Wer die Rede von Martin Schulz hört oder liest, spürt, dass Martin Schulz die Menschen mitnimmt in eine lebendige Demokratie, in der niemand abgehängt wird. Wir Sozialdemokrat*innen wissen: Der Wahlkampf ist „kein Sprint, sondern ein Langstreckenlauf“. Wir haben die Kraft dazu.

Mi., 18. Januar 2017

Liebe Leserin, 
lieber Leser, 

die Bundestagswahl 2017 wirft ihr Licht voraus: Ich werde dem SPD-Kreisvorstand Tempelhof-Schöneberg bis zum 26. Januar 2017 mitteilen, dass ich mich erneut um die Kandidatur als Bundestagsabgeordnete für den Wahlkreis 81 Berlin-Tempelhof-Schöneberg, Bezirk Tempelhof-Schöneberg bewerbe. Über die Zulassung von Kandidaturen entscheidet der Kreisvorstand am 30. Januar. Zugelassen werden Kandidierende, die von mindestens einer SPD-Abteilung oder SPD-Arbeitsgemeinschaft nominiert wurden. Diese Voraussetzung erfülle ich. Dafür meinen herzlichen Dank an meine Genoss*innen. Bei mehreren Kandidat*innen wird es eine Mitgliederbefragung geben, finden Vorstellungen in Mitgliederforen Anfang März statt. Die entscheidende Wahl über die Direktkandidatur nehmen die Delegierten der Wahlkreiskonferenz am 1. April vor. 

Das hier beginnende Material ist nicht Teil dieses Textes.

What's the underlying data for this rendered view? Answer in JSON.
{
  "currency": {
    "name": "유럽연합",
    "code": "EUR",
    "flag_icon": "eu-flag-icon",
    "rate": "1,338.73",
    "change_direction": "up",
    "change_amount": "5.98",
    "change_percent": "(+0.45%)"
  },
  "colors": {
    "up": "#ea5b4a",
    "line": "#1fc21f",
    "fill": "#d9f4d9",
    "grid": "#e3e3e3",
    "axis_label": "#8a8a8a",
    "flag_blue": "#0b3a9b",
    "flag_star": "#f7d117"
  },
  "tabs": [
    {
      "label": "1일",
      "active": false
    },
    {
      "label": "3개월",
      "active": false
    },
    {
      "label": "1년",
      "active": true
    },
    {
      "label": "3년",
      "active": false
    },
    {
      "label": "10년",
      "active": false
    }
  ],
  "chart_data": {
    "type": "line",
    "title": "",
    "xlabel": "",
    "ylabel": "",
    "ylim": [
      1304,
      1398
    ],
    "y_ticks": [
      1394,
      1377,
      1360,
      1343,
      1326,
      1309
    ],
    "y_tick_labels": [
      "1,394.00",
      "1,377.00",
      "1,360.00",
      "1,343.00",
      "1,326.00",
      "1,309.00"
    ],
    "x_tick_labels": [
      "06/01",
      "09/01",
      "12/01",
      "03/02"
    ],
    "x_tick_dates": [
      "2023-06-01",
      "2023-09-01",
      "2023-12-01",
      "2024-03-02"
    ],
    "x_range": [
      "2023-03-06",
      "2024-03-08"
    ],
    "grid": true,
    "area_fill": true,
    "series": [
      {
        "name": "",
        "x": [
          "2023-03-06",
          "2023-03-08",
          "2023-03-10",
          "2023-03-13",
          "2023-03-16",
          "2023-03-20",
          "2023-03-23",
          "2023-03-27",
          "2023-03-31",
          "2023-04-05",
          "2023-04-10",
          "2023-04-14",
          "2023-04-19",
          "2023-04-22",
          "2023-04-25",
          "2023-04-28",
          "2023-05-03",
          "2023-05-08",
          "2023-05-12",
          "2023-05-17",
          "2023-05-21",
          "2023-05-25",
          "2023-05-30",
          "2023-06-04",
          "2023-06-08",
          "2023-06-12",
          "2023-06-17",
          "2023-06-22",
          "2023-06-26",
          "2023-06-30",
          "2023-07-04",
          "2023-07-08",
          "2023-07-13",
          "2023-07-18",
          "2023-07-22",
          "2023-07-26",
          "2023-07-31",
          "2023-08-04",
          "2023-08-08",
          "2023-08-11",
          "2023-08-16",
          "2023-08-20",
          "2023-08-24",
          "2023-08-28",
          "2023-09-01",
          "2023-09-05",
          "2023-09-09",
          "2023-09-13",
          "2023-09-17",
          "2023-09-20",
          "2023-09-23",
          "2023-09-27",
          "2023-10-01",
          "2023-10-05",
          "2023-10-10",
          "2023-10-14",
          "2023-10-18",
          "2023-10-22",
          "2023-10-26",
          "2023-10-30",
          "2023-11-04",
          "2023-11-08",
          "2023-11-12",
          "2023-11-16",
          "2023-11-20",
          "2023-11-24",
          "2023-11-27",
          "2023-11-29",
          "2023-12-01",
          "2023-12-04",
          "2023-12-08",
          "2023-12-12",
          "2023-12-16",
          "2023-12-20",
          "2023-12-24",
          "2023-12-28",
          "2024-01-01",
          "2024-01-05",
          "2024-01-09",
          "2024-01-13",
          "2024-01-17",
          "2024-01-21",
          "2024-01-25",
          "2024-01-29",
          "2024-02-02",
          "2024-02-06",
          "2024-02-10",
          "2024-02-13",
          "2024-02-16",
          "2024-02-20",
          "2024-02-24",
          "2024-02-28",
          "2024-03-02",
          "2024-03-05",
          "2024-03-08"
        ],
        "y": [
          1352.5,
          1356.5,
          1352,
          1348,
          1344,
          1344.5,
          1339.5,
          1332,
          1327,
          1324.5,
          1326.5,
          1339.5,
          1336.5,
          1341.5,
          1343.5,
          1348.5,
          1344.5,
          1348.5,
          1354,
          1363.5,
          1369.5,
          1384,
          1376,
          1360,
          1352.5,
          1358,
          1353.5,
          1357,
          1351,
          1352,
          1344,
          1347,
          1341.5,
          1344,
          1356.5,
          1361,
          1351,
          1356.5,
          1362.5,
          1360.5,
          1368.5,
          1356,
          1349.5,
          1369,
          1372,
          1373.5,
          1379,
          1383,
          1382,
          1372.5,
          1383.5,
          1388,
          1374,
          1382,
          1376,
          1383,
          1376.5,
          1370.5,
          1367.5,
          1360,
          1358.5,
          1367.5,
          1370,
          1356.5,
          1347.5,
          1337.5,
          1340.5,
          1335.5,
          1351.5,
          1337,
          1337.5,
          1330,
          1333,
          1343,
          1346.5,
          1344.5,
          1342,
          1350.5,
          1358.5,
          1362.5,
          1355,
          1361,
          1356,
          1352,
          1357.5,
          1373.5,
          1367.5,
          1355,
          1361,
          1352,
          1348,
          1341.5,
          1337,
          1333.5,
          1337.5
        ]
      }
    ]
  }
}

Ich habe große Lust und großes Interesse weiterhin mit Ihnen, mit Euch engagiert zusammen zu arbeiten für ein gutes Leben für alle. Ich möchte mich weiterhin einsetzen

Fr., 16. Dezember 2016

Liebe Leserin, 
lieber Leser, 

und wieder neigt sich ein Jahr dem Ende zu. Das Jahr 2016 stand und steht im Zeichen von Kriegen, internationalen Krisen. 2016 steht aber auch für gesellschaftliche Veränderungen hier in Deutschland, die mit den Formeln von Populismus und Rechtsradikalismus nur unzureichend beschrieben und beunruhigend sind. Der Ruf nach Frieden und gesellschaftlichem Zusammenhalt ist ein zentraler politischer Auftrag, dem ich mich zusammen mit Ihnen und Euch stelle.

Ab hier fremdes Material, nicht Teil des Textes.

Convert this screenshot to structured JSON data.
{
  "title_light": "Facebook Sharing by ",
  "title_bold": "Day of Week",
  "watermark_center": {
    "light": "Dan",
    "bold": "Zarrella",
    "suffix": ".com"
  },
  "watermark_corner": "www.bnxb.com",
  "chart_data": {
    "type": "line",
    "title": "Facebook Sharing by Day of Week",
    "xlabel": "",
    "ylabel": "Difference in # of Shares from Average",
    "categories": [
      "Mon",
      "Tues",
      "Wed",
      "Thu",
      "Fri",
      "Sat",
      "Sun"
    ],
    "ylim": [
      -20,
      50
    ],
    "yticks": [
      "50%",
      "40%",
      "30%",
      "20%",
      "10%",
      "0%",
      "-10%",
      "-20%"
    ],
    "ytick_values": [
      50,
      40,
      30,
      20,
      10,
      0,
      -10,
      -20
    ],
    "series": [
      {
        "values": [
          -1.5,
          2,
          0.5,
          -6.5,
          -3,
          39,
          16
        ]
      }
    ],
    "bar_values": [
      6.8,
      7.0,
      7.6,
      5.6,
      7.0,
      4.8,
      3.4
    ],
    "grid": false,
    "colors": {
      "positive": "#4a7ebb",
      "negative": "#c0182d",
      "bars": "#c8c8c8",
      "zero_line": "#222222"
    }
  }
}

Auch 2016 hat die SPD-Bundestagsfraktion Wort gehalten und ein Stück weit die Lebensverhältnisse der Menschen in unserem Land verbessert. Bitte lesen Sie in unserer Bilanz 2016 „Gesagt - Getan - Gerecht“ nach.
 
Für mich selbst stand 2016 sehr stark im Zeichen der Verbesserung der Pflegesettings für Millionen von Menschen - vgl. die Pflegestärkungsgesetze - und der gesellschaftlichen Teilhabe und Selbstbestimmung - u.a. das Bundesteilhabegesetz - für alle. Ich bin davon überzeugt: Es wurden große Schritte getan. Ein soziales Deutschland, ein soziales Berlin ist mir sehr wichtig: Deshalb kämpfe ich hierfür nicht nur weiter, sondern werde die Umsetzungsschritte zusammen mit Ihnen auch sehr sorgsam im Blick behalten.   

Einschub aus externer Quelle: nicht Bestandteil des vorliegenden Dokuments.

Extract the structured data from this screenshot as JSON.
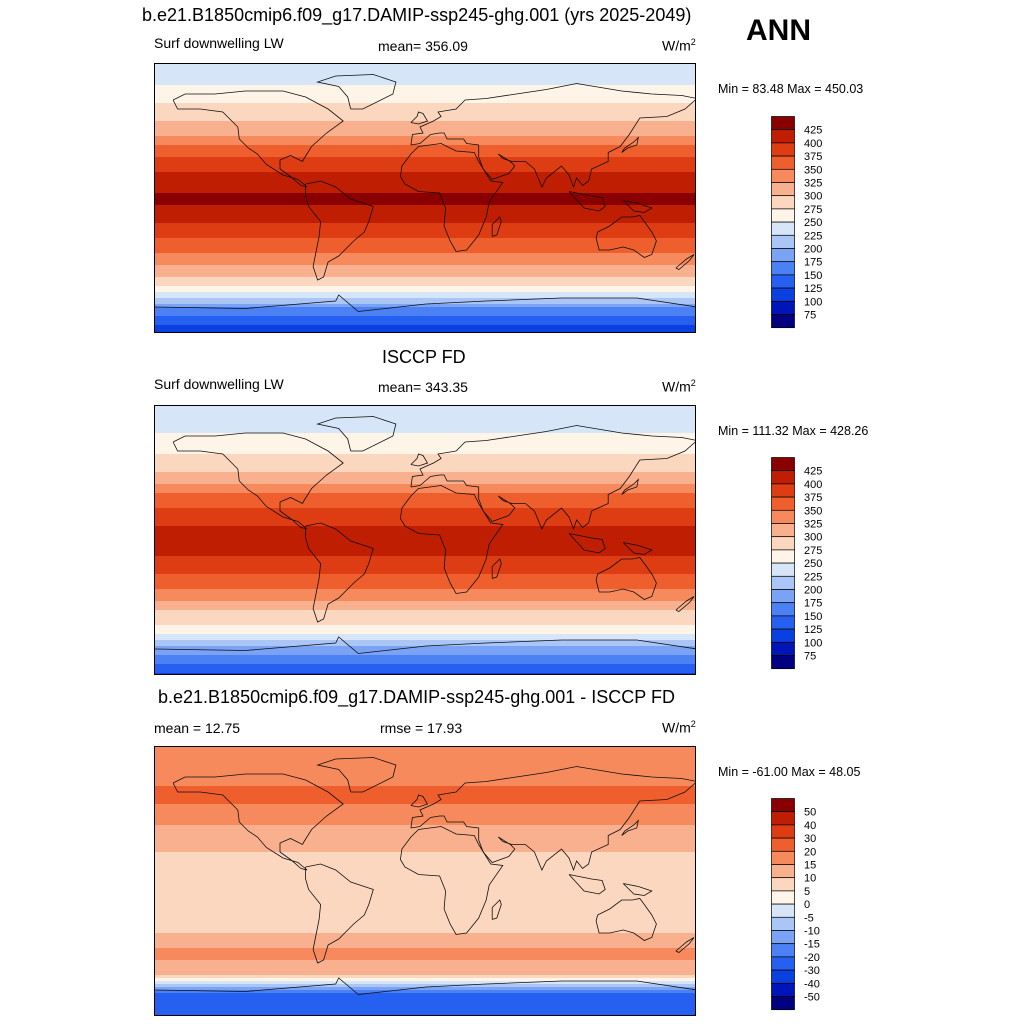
{
  "season": "ANN",
  "panels": [
    {
      "title": "b.e21.B1850cmip6.f09_g17.DAMIP-ssp245-ghg.001 (yrs 2025-2049)",
      "left_label": "Surf downwelling LW",
      "center_label": "mean= 356.09",
      "units": "W/m",
      "units_sup": "2",
      "minmax": "Min =  83.48 Max = 450.03"
    },
    {
      "title": "ISCCP FD",
      "left_label": "Surf downwelling LW",
      "center_label": "mean= 343.35",
      "units": "W/m",
      "units_sup": "2",
      "minmax": "Min = 111.32 Max = 428.26"
    },
    {
      "title": "b.e21.B1850cmip6.f09_g17.DAMIP-ssp245-ghg.001 - ISCCP FD",
      "left_label": "mean =  12.75",
      "center_label": "rmse =  17.93",
      "units": "W/m",
      "units_sup": "2",
      "minmax": "Min = -61.00 Max =  48.05"
    }
  ],
  "chart_data": [
    {
      "type": "heatmap",
      "title": "b.e21.B1850cmip6.f09_g17.DAMIP-ssp245-ghg.001 (yrs 2025-2049)",
      "variable": "Surf downwelling LW",
      "units": "W/m2",
      "mean": 356.09,
      "min": 83.48,
      "max": 450.03,
      "colorbar_levels": [
        75,
        100,
        125,
        150,
        175,
        200,
        225,
        250,
        275,
        300,
        325,
        350,
        375,
        400,
        425
      ],
      "colorbar_colors": [
        "#000080",
        "#0015b8",
        "#0a3fe0",
        "#2560f0",
        "#4c80f5",
        "#7aa3f6",
        "#a9c6f6",
        "#d6e6f8",
        "#fff4e8",
        "#fcd7c0",
        "#f9b08e",
        "#f68a5d",
        "#ef5f2e",
        "#de3c13",
        "#bf1e02",
        "#8a0000"
      ],
      "latitude_profile": [
        {
          "lat": 90,
          "value": 225
        },
        {
          "lat": 75,
          "value": 250
        },
        {
          "lat": 60,
          "value": 285
        },
        {
          "lat": 45,
          "value": 315
        },
        {
          "lat": 30,
          "value": 370
        },
        {
          "lat": 15,
          "value": 405
        },
        {
          "lat": 0,
          "value": 430
        },
        {
          "lat": -15,
          "value": 405
        },
        {
          "lat": -30,
          "value": 365
        },
        {
          "lat": -45,
          "value": 320
        },
        {
          "lat": -60,
          "value": 270
        },
        {
          "lat": -75,
          "value": 160
        },
        {
          "lat": -90,
          "value": 100
        }
      ]
    },
    {
      "type": "heatmap",
      "title": "ISCCP FD",
      "variable": "Surf downwelling LW",
      "units": "W/m2",
      "mean": 343.35,
      "min": 111.32,
      "max": 428.26,
      "colorbar_levels": [
        75,
        100,
        125,
        150,
        175,
        200,
        225,
        250,
        275,
        300,
        325,
        350,
        375,
        400,
        425
      ],
      "colorbar_colors": [
        "#000080",
        "#0015b8",
        "#0a3fe0",
        "#2560f0",
        "#4c80f5",
        "#7aa3f6",
        "#a9c6f6",
        "#d6e6f8",
        "#fff4e8",
        "#fcd7c0",
        "#f9b08e",
        "#f68a5d",
        "#ef5f2e",
        "#de3c13",
        "#bf1e02",
        "#8a0000"
      ],
      "latitude_profile": [
        {
          "lat": 90,
          "value": 235
        },
        {
          "lat": 75,
          "value": 245
        },
        {
          "lat": 60,
          "value": 270
        },
        {
          "lat": 45,
          "value": 300
        },
        {
          "lat": 30,
          "value": 355
        },
        {
          "lat": 15,
          "value": 395
        },
        {
          "lat": 0,
          "value": 410
        },
        {
          "lat": -15,
          "value": 395
        },
        {
          "lat": -30,
          "value": 355
        },
        {
          "lat": -45,
          "value": 305
        },
        {
          "lat": -60,
          "value": 260
        },
        {
          "lat": -75,
          "value": 175
        },
        {
          "lat": -90,
          "value": 120
        }
      ]
    },
    {
      "type": "heatmap",
      "title": "b.e21.B1850cmip6.f09_g17.DAMIP-ssp245-ghg.001 - ISCCP FD",
      "units": "W/m2",
      "mean": 12.75,
      "rmse": 17.93,
      "min": -61.0,
      "max": 48.05,
      "colorbar_levels": [
        -50,
        -40,
        -30,
        -20,
        -15,
        -10,
        -5,
        0,
        5,
        10,
        15,
        20,
        30,
        40,
        50
      ],
      "colorbar_colors": [
        "#000080",
        "#0015b8",
        "#0a3fe0",
        "#2560f0",
        "#4c80f5",
        "#7aa3f6",
        "#a9c6f6",
        "#d6e6f8",
        "#fff4e8",
        "#fcd7c0",
        "#f9b08e",
        "#f68a5d",
        "#ef5f2e",
        "#de3c13",
        "#bf1e02",
        "#8a0000"
      ],
      "latitude_profile": [
        {
          "lat": 90,
          "value": 18
        },
        {
          "lat": 75,
          "value": 15
        },
        {
          "lat": 60,
          "value": 22
        },
        {
          "lat": 45,
          "value": 18
        },
        {
          "lat": 30,
          "value": 12
        },
        {
          "lat": 15,
          "value": 9
        },
        {
          "lat": 0,
          "value": 6
        },
        {
          "lat": -15,
          "value": 9
        },
        {
          "lat": -30,
          "value": 8
        },
        {
          "lat": -45,
          "value": 16
        },
        {
          "lat": -60,
          "value": 14
        },
        {
          "lat": -75,
          "value": -22
        },
        {
          "lat": -90,
          "value": -30
        }
      ]
    }
  ]
}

Ich bin dankbar dafür, dass sich so viele Menschen für eine freie und tolerante Gesellschaft einsetzen. Gerade im Bundestagswahlkampf 2017 werden Sie alle gebraucht! Wir müssen den Hassparolen im Netz und in der Gesellschaft die Stirn bieten und für Chancengleichheit für alle, für Demokratie, für das Soziale und Liebenswerte in uns selbst und allen Menschen einstehen. 

Ich wünsche Ihnen und Ihren Angehörigen, Nachbar*innen und Freund*innen die besten Wünsche für ein frohes Weihnachtsfest und einen guten Rutsch ins neue Jahr 2017.

Mit solidarischen Grüßen

Ihre Mechthild Rawert

Nachfolgend finden Sie mein "... news kompakt" - aktuell aus dem Bundestag und aus meinem Wahlkreis Tempelhof-Schöneberg.

Immer aktuell aus dem Deutschen Bundestag.
Immer aktuell aus Berlin.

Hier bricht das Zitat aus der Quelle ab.